The problem here is that the job was not submitted against the reservation. Jobs must be explicitly run under a reservation in Slurm.

If the job specified "--reservation=sn3" it would have let the job launch when the reservation started. 'scontrol update jobid=74806 reservation=sn3' should get the job running now.
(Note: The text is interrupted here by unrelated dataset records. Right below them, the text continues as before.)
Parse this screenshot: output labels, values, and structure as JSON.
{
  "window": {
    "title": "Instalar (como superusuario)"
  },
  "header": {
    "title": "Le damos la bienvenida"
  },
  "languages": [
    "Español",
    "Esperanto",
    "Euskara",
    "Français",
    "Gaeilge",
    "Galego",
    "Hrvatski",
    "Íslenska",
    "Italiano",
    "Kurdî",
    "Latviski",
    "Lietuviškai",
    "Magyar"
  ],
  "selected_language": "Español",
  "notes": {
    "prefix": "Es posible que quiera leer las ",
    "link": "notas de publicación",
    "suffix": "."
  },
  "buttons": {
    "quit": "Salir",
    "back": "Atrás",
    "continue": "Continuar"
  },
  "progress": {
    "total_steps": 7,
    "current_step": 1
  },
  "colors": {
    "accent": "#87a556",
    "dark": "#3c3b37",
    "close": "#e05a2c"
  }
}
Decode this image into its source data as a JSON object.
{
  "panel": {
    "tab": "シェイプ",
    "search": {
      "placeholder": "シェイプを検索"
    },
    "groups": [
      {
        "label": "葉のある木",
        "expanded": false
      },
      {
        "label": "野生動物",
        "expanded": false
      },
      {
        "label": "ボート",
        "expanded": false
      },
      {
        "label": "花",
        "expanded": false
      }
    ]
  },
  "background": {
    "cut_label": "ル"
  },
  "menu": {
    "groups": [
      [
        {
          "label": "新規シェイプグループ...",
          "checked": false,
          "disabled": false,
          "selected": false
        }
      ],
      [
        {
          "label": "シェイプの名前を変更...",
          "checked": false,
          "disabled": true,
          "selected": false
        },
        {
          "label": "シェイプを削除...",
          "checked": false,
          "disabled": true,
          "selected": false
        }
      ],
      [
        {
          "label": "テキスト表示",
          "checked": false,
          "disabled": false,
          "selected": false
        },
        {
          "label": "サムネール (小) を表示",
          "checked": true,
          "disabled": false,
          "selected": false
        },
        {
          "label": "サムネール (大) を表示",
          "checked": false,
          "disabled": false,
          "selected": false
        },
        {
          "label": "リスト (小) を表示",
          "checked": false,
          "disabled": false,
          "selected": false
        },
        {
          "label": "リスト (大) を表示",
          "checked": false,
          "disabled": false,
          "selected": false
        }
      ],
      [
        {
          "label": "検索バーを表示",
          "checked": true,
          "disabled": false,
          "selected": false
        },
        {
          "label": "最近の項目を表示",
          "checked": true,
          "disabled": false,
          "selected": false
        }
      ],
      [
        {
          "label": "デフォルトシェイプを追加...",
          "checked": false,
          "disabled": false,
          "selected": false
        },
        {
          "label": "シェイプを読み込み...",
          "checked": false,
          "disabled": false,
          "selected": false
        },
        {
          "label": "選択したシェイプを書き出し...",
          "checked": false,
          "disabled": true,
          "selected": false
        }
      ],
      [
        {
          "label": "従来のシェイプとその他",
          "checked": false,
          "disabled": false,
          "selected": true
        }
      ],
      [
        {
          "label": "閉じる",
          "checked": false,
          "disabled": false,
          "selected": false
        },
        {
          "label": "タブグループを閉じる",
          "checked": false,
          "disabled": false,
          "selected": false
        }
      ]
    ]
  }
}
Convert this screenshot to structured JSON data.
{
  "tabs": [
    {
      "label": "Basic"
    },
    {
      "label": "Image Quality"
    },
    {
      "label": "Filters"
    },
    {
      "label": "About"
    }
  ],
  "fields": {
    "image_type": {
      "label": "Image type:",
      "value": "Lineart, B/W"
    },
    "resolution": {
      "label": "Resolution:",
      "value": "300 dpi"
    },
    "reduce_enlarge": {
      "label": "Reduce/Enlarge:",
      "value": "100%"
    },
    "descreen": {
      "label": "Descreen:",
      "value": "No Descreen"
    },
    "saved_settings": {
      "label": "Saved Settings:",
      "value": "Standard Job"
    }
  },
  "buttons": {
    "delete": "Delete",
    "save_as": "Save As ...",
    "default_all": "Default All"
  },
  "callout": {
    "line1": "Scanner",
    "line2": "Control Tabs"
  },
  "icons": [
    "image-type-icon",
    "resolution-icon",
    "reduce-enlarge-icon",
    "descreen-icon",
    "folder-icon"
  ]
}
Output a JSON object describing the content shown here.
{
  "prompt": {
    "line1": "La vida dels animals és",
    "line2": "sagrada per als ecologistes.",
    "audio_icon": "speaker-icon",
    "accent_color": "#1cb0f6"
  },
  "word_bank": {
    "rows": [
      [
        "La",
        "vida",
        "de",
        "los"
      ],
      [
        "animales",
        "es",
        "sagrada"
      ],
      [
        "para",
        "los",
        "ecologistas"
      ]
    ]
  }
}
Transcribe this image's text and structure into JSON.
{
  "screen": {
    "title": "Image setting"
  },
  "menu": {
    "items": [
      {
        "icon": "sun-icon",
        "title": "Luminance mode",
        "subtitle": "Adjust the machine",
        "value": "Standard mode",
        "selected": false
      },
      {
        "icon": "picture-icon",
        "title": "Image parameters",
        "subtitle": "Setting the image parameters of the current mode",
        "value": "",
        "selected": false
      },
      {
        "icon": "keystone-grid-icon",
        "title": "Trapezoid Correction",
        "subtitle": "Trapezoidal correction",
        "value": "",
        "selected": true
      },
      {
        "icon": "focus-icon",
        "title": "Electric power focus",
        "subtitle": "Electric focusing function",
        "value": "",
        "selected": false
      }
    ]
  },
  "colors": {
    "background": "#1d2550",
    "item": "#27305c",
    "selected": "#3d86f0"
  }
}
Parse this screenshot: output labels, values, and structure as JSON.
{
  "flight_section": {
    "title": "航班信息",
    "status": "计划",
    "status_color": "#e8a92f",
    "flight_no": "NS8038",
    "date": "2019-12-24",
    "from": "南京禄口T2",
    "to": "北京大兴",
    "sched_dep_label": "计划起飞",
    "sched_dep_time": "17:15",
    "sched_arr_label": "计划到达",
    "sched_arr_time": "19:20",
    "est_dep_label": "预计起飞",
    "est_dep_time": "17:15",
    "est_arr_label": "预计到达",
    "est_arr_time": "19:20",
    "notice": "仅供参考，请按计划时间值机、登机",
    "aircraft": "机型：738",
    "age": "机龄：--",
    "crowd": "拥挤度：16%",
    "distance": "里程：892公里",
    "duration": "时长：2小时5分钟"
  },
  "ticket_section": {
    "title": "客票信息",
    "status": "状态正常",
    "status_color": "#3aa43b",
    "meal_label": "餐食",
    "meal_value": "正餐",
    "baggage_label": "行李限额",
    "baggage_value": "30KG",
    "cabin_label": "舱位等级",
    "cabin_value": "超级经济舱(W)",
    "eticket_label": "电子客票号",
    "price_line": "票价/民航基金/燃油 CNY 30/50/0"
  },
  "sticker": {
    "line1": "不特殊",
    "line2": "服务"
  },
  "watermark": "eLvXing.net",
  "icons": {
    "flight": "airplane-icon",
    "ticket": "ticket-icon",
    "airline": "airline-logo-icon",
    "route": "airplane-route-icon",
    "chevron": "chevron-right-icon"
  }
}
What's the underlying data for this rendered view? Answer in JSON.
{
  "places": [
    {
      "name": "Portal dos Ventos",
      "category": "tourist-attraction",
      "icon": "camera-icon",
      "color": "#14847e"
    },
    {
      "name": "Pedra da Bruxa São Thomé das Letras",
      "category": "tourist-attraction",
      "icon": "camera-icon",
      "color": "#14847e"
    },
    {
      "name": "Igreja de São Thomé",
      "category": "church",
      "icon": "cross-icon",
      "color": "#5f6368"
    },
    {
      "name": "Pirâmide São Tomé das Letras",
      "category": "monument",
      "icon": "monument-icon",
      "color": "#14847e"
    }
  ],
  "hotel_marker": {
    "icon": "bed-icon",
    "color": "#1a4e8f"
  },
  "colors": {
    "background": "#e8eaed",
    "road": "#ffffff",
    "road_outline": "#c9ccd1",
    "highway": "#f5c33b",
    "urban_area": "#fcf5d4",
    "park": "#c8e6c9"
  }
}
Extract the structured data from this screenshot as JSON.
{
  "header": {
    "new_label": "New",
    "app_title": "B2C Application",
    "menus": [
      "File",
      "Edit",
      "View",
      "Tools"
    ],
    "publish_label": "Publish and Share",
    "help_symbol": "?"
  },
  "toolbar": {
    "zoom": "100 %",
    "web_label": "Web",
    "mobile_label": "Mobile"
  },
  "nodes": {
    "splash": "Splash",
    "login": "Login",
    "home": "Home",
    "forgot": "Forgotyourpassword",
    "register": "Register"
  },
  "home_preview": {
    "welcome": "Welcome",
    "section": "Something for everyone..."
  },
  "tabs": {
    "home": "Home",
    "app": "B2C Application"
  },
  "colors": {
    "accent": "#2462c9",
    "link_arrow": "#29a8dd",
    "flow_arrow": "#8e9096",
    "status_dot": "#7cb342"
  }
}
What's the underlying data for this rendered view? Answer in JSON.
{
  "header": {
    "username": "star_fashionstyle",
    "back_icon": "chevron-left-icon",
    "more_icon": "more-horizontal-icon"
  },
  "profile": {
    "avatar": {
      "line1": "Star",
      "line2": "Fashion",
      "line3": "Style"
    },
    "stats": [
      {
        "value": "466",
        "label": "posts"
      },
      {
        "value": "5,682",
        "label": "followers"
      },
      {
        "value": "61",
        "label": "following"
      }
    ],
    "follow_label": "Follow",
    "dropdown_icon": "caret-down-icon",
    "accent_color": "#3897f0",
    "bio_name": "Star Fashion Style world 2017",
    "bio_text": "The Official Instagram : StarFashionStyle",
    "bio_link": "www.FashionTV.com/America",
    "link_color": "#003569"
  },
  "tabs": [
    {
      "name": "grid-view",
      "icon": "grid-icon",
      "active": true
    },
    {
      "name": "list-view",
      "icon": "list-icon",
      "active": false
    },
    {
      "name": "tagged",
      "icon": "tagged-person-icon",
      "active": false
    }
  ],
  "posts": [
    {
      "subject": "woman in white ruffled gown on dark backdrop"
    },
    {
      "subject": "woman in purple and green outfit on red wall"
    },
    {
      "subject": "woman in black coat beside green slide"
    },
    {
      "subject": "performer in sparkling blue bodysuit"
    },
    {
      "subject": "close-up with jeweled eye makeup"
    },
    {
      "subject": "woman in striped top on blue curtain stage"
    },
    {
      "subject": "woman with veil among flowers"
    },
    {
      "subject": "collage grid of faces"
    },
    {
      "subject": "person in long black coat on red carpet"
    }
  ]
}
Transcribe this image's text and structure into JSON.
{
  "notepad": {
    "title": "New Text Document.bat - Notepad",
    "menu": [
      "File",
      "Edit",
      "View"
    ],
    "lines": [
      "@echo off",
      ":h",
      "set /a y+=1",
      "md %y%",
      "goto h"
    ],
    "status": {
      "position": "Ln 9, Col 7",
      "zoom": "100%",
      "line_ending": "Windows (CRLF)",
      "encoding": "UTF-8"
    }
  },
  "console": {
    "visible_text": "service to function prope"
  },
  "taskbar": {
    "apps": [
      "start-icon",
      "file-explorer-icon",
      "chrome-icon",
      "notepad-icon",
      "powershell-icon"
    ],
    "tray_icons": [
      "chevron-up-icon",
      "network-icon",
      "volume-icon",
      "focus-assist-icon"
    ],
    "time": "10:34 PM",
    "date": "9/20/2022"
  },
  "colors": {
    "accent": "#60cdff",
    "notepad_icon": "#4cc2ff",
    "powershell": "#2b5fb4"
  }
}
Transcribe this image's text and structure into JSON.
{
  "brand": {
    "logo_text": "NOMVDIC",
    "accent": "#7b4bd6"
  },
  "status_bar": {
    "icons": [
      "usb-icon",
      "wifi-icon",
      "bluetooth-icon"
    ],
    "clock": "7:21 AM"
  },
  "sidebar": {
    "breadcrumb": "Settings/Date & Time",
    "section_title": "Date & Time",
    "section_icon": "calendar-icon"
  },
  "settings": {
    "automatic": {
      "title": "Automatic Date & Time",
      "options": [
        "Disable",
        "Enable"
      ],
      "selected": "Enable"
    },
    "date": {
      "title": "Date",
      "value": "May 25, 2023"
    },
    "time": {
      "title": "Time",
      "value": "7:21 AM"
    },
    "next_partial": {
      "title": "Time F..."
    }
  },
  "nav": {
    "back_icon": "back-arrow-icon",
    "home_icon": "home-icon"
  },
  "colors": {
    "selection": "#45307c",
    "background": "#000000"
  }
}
Comment 2 Jeff White 2016-05-26 08:36:18 MDT
Created attachment 3154 [details]
slurmctld.log.gz
Comment 3 Jeff White 2016-05-26 08:37:39 MDT
Created attachment 3155 [details]
slurmd.log.gz
Comment 4 Jeff White 2016-05-26 08:47:45 MDT
Well, that was fast...  I found the cause too.  It was a problem with the program that was being used to generate the sbatch file (it didn't handle the reservation correctly so it didn't ask Slurm for it; nor did it produce an error or log message saying it ignored the reservation we specified).